Eight drunken people burst into the offices of the country's only privately-owned daily, The Solomon Star, in the capital, Honiara, on 24 January 2002 and demanded 1,000 euros from the staff. They said they had been sent by economic reform minister Daniel Fa'afunua and accused the journalists of reporting that he had punched a taxi-driver in Honiara.

The men took the staff, including editor John Lamani, to a warehouse converted into the headquarters of the Malaita Eagle Force (MEF) militia where the minister, also drunk, was waiting. He took the money from the journalists and threatened them with more reprisals if they continued to publish the paper. Savea Sano Malifa, editor of the Samoa Observer and a well known Pacific region journalist, denounced on 23 February the government's failure to arrest the minister and his henchmen.

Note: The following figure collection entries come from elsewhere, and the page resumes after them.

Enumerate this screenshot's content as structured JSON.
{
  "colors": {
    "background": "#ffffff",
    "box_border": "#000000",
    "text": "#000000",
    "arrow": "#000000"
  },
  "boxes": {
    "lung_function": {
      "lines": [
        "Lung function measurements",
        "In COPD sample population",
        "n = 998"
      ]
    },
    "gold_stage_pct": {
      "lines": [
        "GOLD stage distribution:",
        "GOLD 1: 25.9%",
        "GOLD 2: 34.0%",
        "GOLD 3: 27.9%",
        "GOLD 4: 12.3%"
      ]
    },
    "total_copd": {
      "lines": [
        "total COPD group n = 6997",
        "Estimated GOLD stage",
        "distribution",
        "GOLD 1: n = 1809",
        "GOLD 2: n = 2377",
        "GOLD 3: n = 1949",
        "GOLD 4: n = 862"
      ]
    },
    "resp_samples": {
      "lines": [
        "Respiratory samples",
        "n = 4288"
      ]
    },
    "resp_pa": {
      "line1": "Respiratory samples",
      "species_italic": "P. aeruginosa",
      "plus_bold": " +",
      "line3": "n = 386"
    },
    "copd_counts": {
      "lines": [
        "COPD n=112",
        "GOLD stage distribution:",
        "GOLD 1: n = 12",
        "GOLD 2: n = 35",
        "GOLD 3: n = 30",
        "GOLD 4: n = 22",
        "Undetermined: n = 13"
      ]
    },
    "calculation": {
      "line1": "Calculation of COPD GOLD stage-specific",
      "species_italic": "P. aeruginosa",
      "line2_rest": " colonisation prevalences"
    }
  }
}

Foreign minister Alex Bartlett asked the country's journalists on 11 February to be patriotic and not report on the government's internal problems so as not to give the country a bad image and risk scaring away foreign aid.

A group of people went to the offices in Honiara of the public radio station Solomon Islands Broadcasting Corporation (SIBC) on 26 May, threatened journalists and employees, smashed a glass door and damaged computer equipment. The attack came a few days after the station reported that some paramilitary police had refused to take part in a ceremony at which officers gave up their weapons. All the country's militias were to hand them in before 31May 2003 under a 2001 peace agreement.